Frente a tal perspectiva, cavilando sobre lo humano, cabría asegurar que, siendo seguramente el éxtasis místico y el orgasmo los máximos exponentes del placer sensible, tan fuertes que solo pueden durar un corto período de tiempo, el cumplimiento de la esperanza cristiana no solo acrecentará ese placer, sino también hará que dure toda la eternidad. Tras alcanzar la perfección, ya no quedarán más oquedades que llenar, más promesas que cumplir, más sombras que disipar. El Dios de nuestra fe, único capaz de plasmar tal maravilla, será entonces todo en todos (1Cor 15:28). Esta sublime realidad, que para un ateo puede sonar a fantasía bobalicona, existe ya en nuestra mente como esperanza y, de hecho, hoy comenzamos a vivirla litúrgicamente como Adviento.
El adviento es, pues, un tiempo que adelanta el gozo de la meta, como le ocurre al caminante con cada paso que da hacia ella. El camino se embebe o se subsume en su destino, pues, a medida que lo acerca, lo hace presente. Este es un apunte que entienden muy bien quienes aseguran que lo mejor de un viaje son los preparativos que llevan a gozar ya y sin agobios de las bondades del destino. Tal vez ese sutil matiz de saborear que la esperanza está henchida de lo esperado, es lo que nos falta a muchos cristianos para tomarnos en serio la fe que profesamos y acoplar nuestros comportamientos a las exigencias evangélicas. Cuando se capta, el camino resulta fácil, agradable y placentero porque se convierte en aperitivo del ágape del destino. En vez de como látigo penitencial que rompe las carnes, ensucia los pies y hace sudar la gota gorda, el Adviento se nos muestra como hermoso paseo hacia un horizonte prometedor. Nada tienen de extraño las caras felices de gentes que renuncian prácticamente a todo para entregarse de lleno a la misión de ser testigos fiables de su condición de creyentes. La fe, tamizada por la caridad, hace plausible una esperanza que arrastra como imán, que tira de nuestro carro, que nos mantiene en pie.

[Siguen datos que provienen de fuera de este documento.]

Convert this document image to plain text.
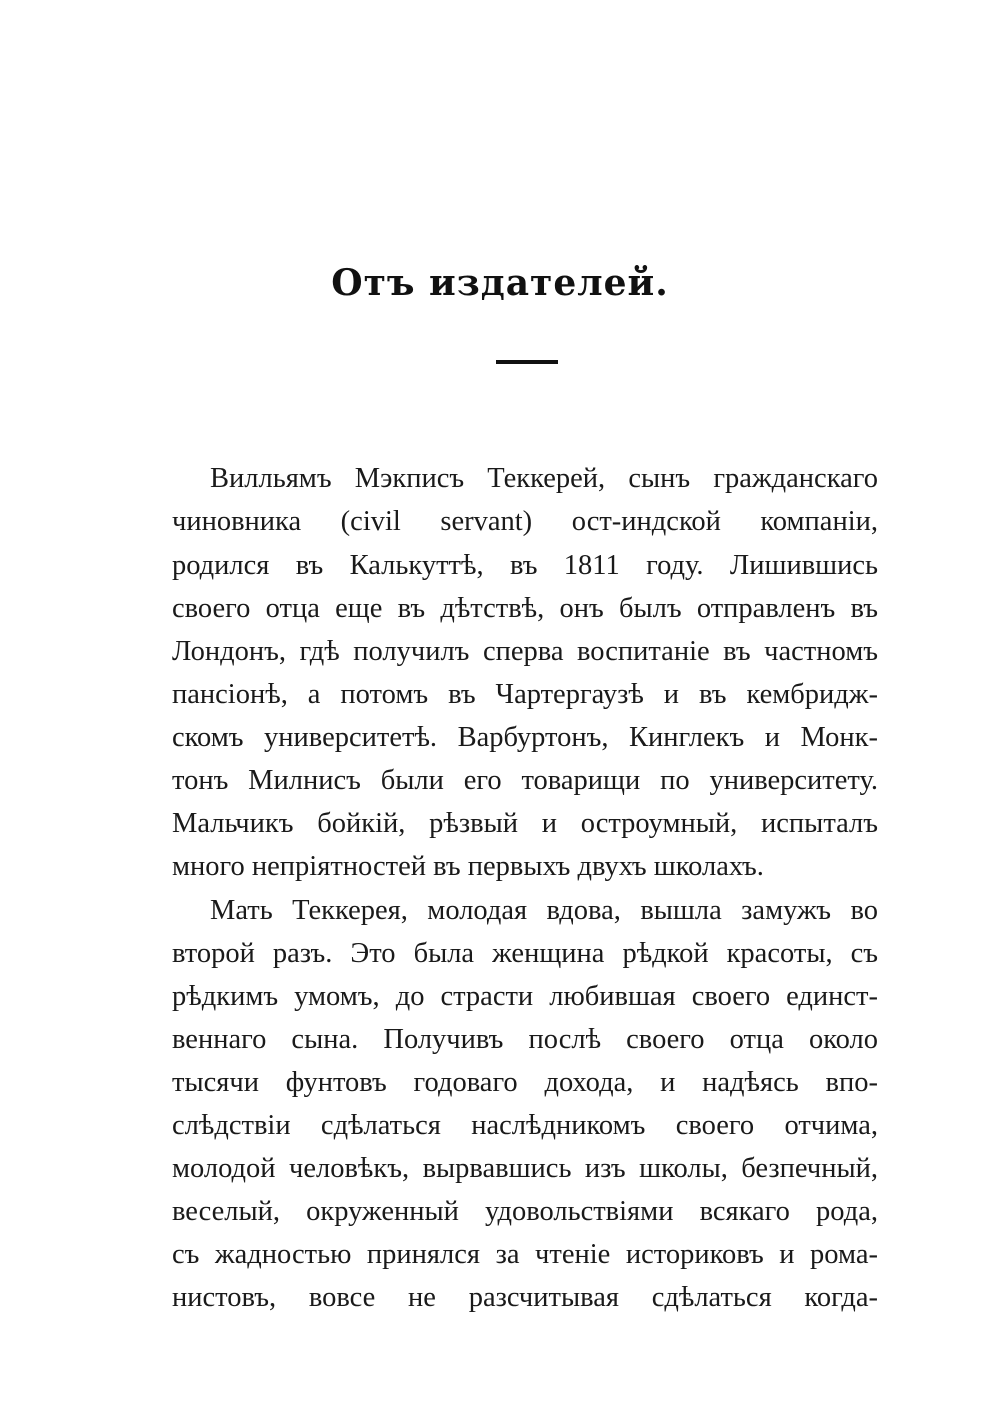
Отъ издателей.
Виллья‌мъ Мэкписъ Теккерей, сынъ гражданскаго
чиновника (civil servant) ост-индской компаніи,
родился въ Калькуттѣ, въ 1811 году. Лишившись
своего отца еще въ дѣтствѣ, онъ былъ отправленъ въ
Лондонъ, гдѣ получилъ сперва воспитаніе въ частномъ
пансіонѣ, а потомъ въ Чартергаузѣ и въ кембридж-
скомъ университетѣ. Варбуртонъ, Кинглекъ и Монк-
тонъ Милнисъ были его товарищи по университету.
Мальчикъ бойкій, рѣзвый и остроумный, испыталъ
много непріятностей въ первыхъ двухъ школахъ.
Мать Теккерея, молодая вдова, вышла замужъ во
второй разъ. Это была женщина рѣдкой красоты, съ
рѣдкимъ умомъ, до страсти любившая своего единст-
веннаго сына. Получивъ послѣ своего отца около
тысячи фунтовъ годоваго дохода, и надѣясь впо-
слѣдствіи сдѣлаться наслѣдникомъ своего отчима,
молодой человѣкъ, вырвавшись изъ школы, безпечный,
веселый, окруженный удовольствіями всякаго рода,
съ жадностью принялся за чтеніе историковъ и рома-
нистовъ, вовсе не разсчитывая сдѣлаться когда-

Iniciamos, pues, hoy un nuevo año litúrgico dando los primeros pasos por el camino que lleva a Belén. Pero la nuestra no debe ser la andadura de un arrepentido que se flagela para hallar gracia ante su señor o se castiga con los latigazos del hambre para purgar supuestos pecados, sino más bien el paso ligero del hijo pródigo que, tras recordar los bienes y las bondades en abundancia en la casa de su padre, arrepentido y humillado, emprende jubiloso el camino de retorno a ella. Nos hemos alejado llorando y ahora corren tiempos de esperanza para retornar cantando. La jornada de trabajo ha sido dura y el sol de la vida nos ha turrado, pero llega la serenidad de la noche con promesa de una sabrosa cena y de un descanso restaurador. En nuestras manos está que el tiempo de espera, la vida entera, no sea solo un viaje de ida, de alejamiento y olvido, sino también de retorno, de acercamiento, de encuentro y abrazo. “Al ir, iban llorando, llevando las semillas. Al volver, vuelven cantando, trayendo sus gavillas” (Salmo 126, 5-6). ¡Tremenda energía la de un cristianismo que cifra su descomunal fuerza en el servicio generoso a los hermanos, que visiona la vida como muerte al afrontar la muerte como vida, que convierte en predilectos a los mansos y humildes de corazón, que permuta el significado de perder convirtiéndolo en ganar y que dibuja un glorioso destino al misterioso universo que habitamos!